A celebration of Eid isn't over till the last morsel of that special, homewallah Mutton Biryani has been had.
Reshma Aslam carefully guides you through a precise, but uncomplicated classic recipe for a terrific-tasting Mutton Biryani
"Few dishes capture the soul of Indian cooking like a pungent, slow-cooked mutton biryani," says Reshma. "Rich spices, tender mutton and expertly-layered rice together create a one-dish divine feast."
"If you love deep flavours and melt-in-the-mouth meat, this mutton biryani is worth every minute of the time taken to make it. I call it my Quick And Easy Mutton Biryani."

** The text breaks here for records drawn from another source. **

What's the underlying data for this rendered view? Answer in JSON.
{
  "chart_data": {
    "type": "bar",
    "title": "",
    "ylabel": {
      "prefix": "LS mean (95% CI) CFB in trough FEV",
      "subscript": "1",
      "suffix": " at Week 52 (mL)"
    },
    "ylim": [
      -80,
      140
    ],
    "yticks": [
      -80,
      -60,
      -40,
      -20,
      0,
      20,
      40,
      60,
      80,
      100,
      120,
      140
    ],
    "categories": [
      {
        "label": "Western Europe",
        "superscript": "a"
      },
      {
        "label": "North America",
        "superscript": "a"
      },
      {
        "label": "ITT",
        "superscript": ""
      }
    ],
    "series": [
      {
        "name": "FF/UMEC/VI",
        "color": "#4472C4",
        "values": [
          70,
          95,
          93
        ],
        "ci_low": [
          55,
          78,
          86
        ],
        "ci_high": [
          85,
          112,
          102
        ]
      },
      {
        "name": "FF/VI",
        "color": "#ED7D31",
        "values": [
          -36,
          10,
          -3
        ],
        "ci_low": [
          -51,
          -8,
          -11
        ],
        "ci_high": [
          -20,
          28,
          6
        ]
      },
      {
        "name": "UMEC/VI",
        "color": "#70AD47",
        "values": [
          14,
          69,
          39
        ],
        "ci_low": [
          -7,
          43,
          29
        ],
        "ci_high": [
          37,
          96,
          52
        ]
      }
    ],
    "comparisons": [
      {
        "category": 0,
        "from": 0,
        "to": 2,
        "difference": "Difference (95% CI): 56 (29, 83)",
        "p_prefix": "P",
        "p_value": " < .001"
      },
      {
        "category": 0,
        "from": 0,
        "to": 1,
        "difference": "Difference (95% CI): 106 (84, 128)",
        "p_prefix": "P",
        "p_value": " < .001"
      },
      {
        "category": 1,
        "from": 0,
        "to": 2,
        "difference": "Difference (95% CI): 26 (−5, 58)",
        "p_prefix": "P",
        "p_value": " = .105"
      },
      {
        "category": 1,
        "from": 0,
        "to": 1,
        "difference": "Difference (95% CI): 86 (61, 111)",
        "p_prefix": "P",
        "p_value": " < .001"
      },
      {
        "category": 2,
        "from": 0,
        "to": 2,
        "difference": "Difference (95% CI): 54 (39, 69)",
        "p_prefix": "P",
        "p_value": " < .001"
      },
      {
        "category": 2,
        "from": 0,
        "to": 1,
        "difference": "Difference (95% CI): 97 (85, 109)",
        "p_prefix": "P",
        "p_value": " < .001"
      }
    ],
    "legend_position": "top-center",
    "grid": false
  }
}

Quick And Easy Mutton Biryani For Perfect Eid
Serves: 4-5
Ingredients
- 500 gm biryani rice or basmati rice
- 500 gm mutton
- 1 cup half-fried, sliced onions
- ¼ cup oil or ghee
- 200 gm thick yoghurt
- 1 tsp ginger-garlic paste
- 1 tsp red chilly powder
- 1½ tsp brown dhania or coriander powder
- ½ tsp haldi or turmeric powder
- ½ tsp garam masala powder
- 1 tbsp biryani masala
- 1 tsp jeera or cumin seeds
- 2 potatoes, peeled cut into half
- 2-3 handfuls fresh green dhania or coriander leaves or cilantro, chopped
- 4-5 lavang or cloves
- 2-inch stick dalcheeni or cinnamon
- 2-3 bari elaichi or cardamom
- Salt to taste, about 2-3 tsp
- Juice of ½ of a lime
- ½ tsp kewra or screwpine essence
- Water
- Yellow food colouring, optional
Method
For the rice:
- Wash the rice well, 2-3 times and drain the excess water.
In a bowl, add fresh water and the washed rice and keep aside, letting the rice soak for 30 minutes or so. - In a large saucepan or a kadhai, add in 5-6 cups water, 1-2 tsp salt, 2 of the cloves, ½ tsp of the cumin seeds and bring to a boil over medium heat.
Add a few drops lime juice, the kewra essence.
Add the soaked rice and cook over low to medium heat, till 80 per cent done.
Strain and keep aside.
For the mutton:
- Wash the mutton thoroughly and drain very well.
Add the mutton to a large container and then add 1-2 tsp salt, yoghurt, half-fried onions, half of the chopped green coriander, biryani masala and mix well.
Let the mutton marinate for a couple of hours or ideally overnight in the fridge. - In a pressure cooker, over medium heat, warm up the oil/ghee, remaining ½ tsp cumin seeds, remaining 2 cloves, cinnamon, cardamom till aromatic.
Now add the ginger-garlic paste, potatoes and fry for two minutes.
Next add the marinated mutton mixture and pressure cook over hight heat for 5 minutes.
Turn the heat down and cook for 15 minutes more, till the mutton is 70 per cent done.
Layering
- In another large saucepan or a kadhai, add all of the cooked mutton to form the bottom layer.
Above that, add the partially pre-cooked rice.
Garnish with remaining chopped green coriander and few drops yellow food colouring to give a restaurant-style effect.
For the dum
- Seal the top of the saucepan with aluminium foil and cover with a heavy lid.
Cook over low heat for about 20-25 minutes.
Take off heat, fluff gently with a fork and serve/plate it up.